Reverse Culture Shock Can Be Emotionally or Physically Overwhelming
Some parts of reverse culture shock are fun. The first time I walked into Target after more than three years away, I was giddy with excitement. Overseas, there aren’t many "big box" stores. Small local stores have limited selections and no convenient parking. Shopping can be complicated and time-consuming. In America, having so much selection in one store was mind boggling. I wandered through the aisles, marveling how easy and fun it was. $300 later, I realized I would need a lot more self-control when shopping in America! After a year back in the U.S., I still feel amazed and overwhelmed by the huge selections in stores like Michael’s craft store or even a CVS pharmacy.
Other times, reverse culture shock is unpleasant. Technology presented the biggest surprise. When we left for Europe in 2012, we had basic smart phones, with a free upgrade every few years. In Europe, I became used to a basic flip phone with no camera or Internet. I almost never used it, so it cost 10 Euros per month ($12). Imagine our shock when we returned to America and learned that our carrier no longer offered free upgrades. A basic smart phone would cost $500! Our monthly cell phone bill would be over $200. Standing in the store adjusting our budget, I felt physically sick, dizzy, and disoriented.
Reverse Culture Shock Changes You Permanently
The best way to describe reverse culture shock is the image of the square peg in a round hole. If your native culture is like a circle, then a foreign country’s culture will be like a square. There will be edges and corners of the foreign culture that never become easy to you. They simply don’t fit with the way you grew up.
For example, we never quite adjusted to the Spanish restaurants, which don’t open for dinner until after 8 p.m.! When you return to America, your own native culture, you will be surprised that you have changed.
You are no longer the smooth circle you were when you were growing up. You see things through new eyes. But you are not fully square (foreign), either. You have become something new. You have become...a star. For the rest of your life, you will not quite fit in as an American. There will be situations where you view America as an outsider.

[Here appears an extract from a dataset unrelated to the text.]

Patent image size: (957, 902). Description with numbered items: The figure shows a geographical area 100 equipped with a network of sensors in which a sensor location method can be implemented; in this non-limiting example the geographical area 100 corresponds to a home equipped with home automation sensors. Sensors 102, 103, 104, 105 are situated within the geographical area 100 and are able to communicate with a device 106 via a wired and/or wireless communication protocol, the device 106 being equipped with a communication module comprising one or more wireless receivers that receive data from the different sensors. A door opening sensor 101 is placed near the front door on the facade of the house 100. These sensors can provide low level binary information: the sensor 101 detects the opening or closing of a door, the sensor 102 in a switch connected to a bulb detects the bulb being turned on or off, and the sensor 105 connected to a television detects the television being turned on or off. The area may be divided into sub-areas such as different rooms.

When You View America as a Foreigner
The downside of reverse culture shock is that you can feel alone and disconnected, especially if you don’t know anyone else who has visited the country where you lived. You become more aware of American shortcomings, like the amount of time we all spend on the Internet or our phones, or how many "First World Problems" Americans complain about.
We are used to convenience and options that don’t exist in many parts of the world. Life is fast-paced, and not very family oriented. It's painful to realize the inherent flaws in your own native culture.

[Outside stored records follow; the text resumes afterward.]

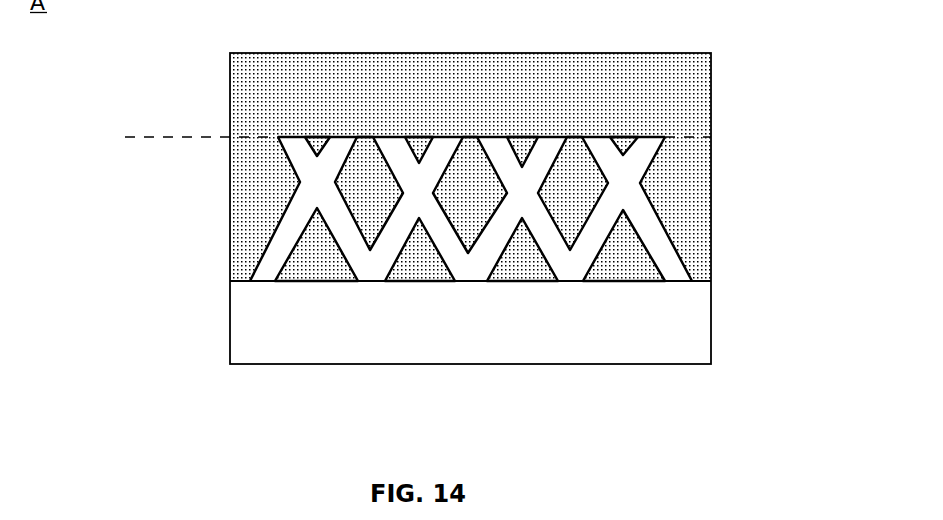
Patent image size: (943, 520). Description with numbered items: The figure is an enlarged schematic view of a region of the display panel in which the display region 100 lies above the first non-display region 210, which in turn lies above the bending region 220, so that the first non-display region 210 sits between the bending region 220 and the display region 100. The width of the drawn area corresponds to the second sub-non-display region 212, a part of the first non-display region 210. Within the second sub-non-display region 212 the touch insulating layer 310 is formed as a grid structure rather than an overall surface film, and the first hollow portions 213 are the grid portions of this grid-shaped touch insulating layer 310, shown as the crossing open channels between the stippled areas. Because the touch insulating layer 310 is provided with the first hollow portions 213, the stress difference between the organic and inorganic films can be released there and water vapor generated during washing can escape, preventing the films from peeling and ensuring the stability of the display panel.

The display region 100 is at (230, 53).
The first non-display region 210 is at (230, 281).
The bending region 220 is at (230, 364).
The second sub-non-display region 212 is at (231, 364).
The touch insulating layer 310 is at (662, 99).
The first hollow portions 213 is at (660, 242).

Photo by Flickr Highways England
Yet, reverse culture shock has a positive side, too. Living outside of your country will make you fiercely patriotic. I never take our flag for granted, and I am still moved to tears when I hear the Pledge of Allegiance. Reverse culture shock can also help you realize how much you have grown and changed from your experiences.
Adjusting to life overseas was a huge challenge, and the experience made me stronger, more confident, and more independent than ever before. Now, most things in America seem easy by comparison. Car trouble? No problem; at least I can contact the repair shop in my native language! Moving again? Great, I love exploring new areas! Husband deploying? That’s ok; I know I can get by on my own.
Returning to America has been an adjustment, our second hardest PCS move. But the time overseas was worth it. Every experience of reverse culture shock makes me proud, because it is simply a reminder that we are stars.
Have you lived overseas? What was one thing that surprised you when you returned?